No, it’s not margarrita time, but winter is over where salt most likely met the pavement. Unfortunately, the results do not resemble the Margarittaville picture that Jimmy Buffet sings about. We are entering the summer months here in Colorado, and with it comes discovering the results of a winter of de-icers and salt. Every year when this season approaches, Colorado Hardscapes receives many calls on how to take repair damaged concrete that seems to be spalling or whiting, for “no apparent reason”. Salt and de-icers are extremely harsh on concrete surfaces and not recommended. But why does salt do so much damage to concrete?
When salt is spread onto the concrete sidewalks it drops the surface temperature. The brine produced from the salt and melted snow mix has a very low freezing point. The brine is absorbed into the concrete where it is diluted further by the moisture in the concrete. At the depth of about 5mm, the solution reaches a freezing point near the 0° C mark.
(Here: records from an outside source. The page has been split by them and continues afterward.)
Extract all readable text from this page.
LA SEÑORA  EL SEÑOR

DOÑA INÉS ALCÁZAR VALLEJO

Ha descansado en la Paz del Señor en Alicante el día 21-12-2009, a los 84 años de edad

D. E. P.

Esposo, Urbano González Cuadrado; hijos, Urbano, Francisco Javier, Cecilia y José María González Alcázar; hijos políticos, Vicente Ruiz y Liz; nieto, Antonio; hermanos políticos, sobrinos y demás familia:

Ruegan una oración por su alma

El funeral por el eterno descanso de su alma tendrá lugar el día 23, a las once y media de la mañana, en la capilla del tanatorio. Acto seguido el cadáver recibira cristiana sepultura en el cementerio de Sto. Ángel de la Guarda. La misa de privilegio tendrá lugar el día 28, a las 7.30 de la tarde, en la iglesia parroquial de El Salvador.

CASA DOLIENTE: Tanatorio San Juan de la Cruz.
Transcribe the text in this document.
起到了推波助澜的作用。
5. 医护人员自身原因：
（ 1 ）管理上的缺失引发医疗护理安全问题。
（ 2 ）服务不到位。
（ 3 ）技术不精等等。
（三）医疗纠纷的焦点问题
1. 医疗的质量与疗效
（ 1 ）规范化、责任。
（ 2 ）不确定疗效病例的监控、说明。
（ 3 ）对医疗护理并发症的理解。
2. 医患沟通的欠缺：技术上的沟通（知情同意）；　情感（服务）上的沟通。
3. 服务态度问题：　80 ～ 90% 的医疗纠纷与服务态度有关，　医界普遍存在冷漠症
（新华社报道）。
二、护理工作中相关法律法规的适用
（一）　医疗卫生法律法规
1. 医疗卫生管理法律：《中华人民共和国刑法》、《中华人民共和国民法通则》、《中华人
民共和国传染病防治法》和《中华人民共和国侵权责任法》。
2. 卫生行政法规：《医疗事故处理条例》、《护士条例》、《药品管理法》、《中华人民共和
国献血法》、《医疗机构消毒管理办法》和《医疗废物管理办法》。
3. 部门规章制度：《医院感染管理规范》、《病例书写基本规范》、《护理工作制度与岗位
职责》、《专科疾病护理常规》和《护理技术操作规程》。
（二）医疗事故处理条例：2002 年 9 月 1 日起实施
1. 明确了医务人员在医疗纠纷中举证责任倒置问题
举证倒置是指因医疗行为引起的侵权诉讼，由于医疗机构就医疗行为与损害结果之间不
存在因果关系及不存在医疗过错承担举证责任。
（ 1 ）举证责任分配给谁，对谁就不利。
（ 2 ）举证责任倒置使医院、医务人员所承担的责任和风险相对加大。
The top layer of concrete is very sensative to minor temperature changes, especially within the first year of being placed. Not only does this narrow the freezing zone, it also reacts to any and all temperature changes. For example, if the temperature drops even by one degree, the thin top layer of concrete will freeze. Any temperature change, regardless of how small can cause the freeze-thaw cycles to start, thus damaging a thin layer of the concrete surface. Repeated cycles will drive the damage deeper and deeper. As drastic as it may sound, temperature changes caused by a passing cloud, an open door or even the slightest change from body heat are just a few of the factors that cause minor fluctuations every day. Each minor change is half of a freeze-thaw cycle.
Freezing water expands about 10%, and if restrained, creates the type of stress that no concrete can withstand. Imagine a full water bottle that is placed in the freeer and expands to the point of bursting. De-icing salts (or any de-icing material) merely increase the number of times that the concrete freezes. The effect of the salts are physical rather than chemical. It does not produce hydrochloric acid as some have mentioned. The damage caused by salt is due to disruptive hydraulic pressures within the concrete.
Colorado Hardscapes only recommends sand to be placed on the concrete. However, if de-icing salts or materials have to be placed on the concrete sidewalks (though we strongly recommend against this) they should be washed off the concrete as soon as possible. De-icing materials of any type could have an effect on the warranty to the concrete hardscape installed on your project.
There are sealers that can be applied to the surface of cured concrete that can help minimize the risk, but nothing is bullet-proof to the harsh reactiveness of de-icers and freeze-thaw cycles.
So, before you put away the summer shades and shorts at the end of this season, be sure to have de-icing plan in mind for the winter months. If possible, leave the salt off the pavement and allow the concrete to be the durable finish it is known for.